# Is the plural of a female deer "doe" or "does"?



## SplashOfPee

Would you say "I saw five doe in the field" or "I saw five does in the field"?


----------



## IndianaArcher7

Simple search on dictionary.com tells the truth. 

doe [doh]–noun, plural does, (especially collectively) doe. the female of the deer, antelope, goat, rabbit, and certain other animals. 
[Origin: bef. 1000; ME do, OE dā; c. Dan daa; akin to OE déon to suck]


----------



## bowhntng4evr

It would be does. But, with deer, plural would still be deer. So, plural for a doe, would be does.


----------



## Hoyt Havoc

I'm no english major but I've always said does so thats how I voted but I'm not sure.


----------



## SplashOfPee

I say doe. My hunting buddies say does it looks more like does as in does this estrous work....


----------



## zap

Doe's


----------



## Doc

A doe is a deer and does are deer so how does a deer do a doe?


----------



## IndianaArcher7

Well according to the dictionary, its both so I guess everyone wins Haha.

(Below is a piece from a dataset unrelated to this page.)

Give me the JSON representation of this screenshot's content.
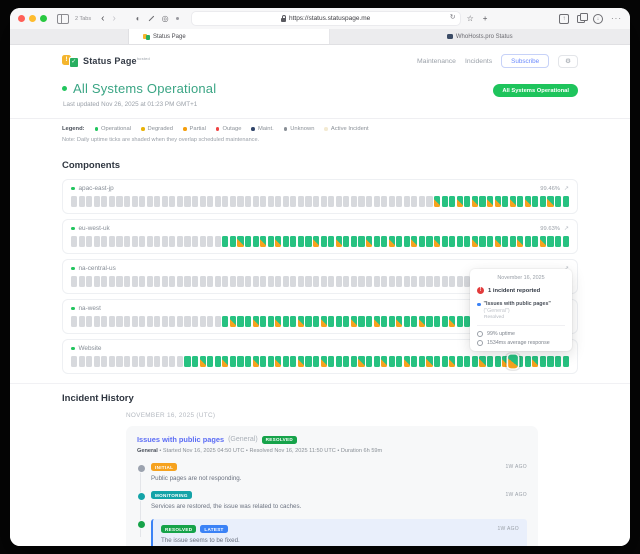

To each his own I suppose....I guess this thread should be which is more popular doe or does.


----------



## mn5503

I killed some do doe de does with Rage heads. 


That should get things going...


----------



## ryan.u

mn5503 said:


> i killed some do doe de does with rage heads.
> 
> 
> That should get things going...


:roflmao:


----------



## cornfedkiller

I say does.. Buck-->Bucks, Doe-->Does


----------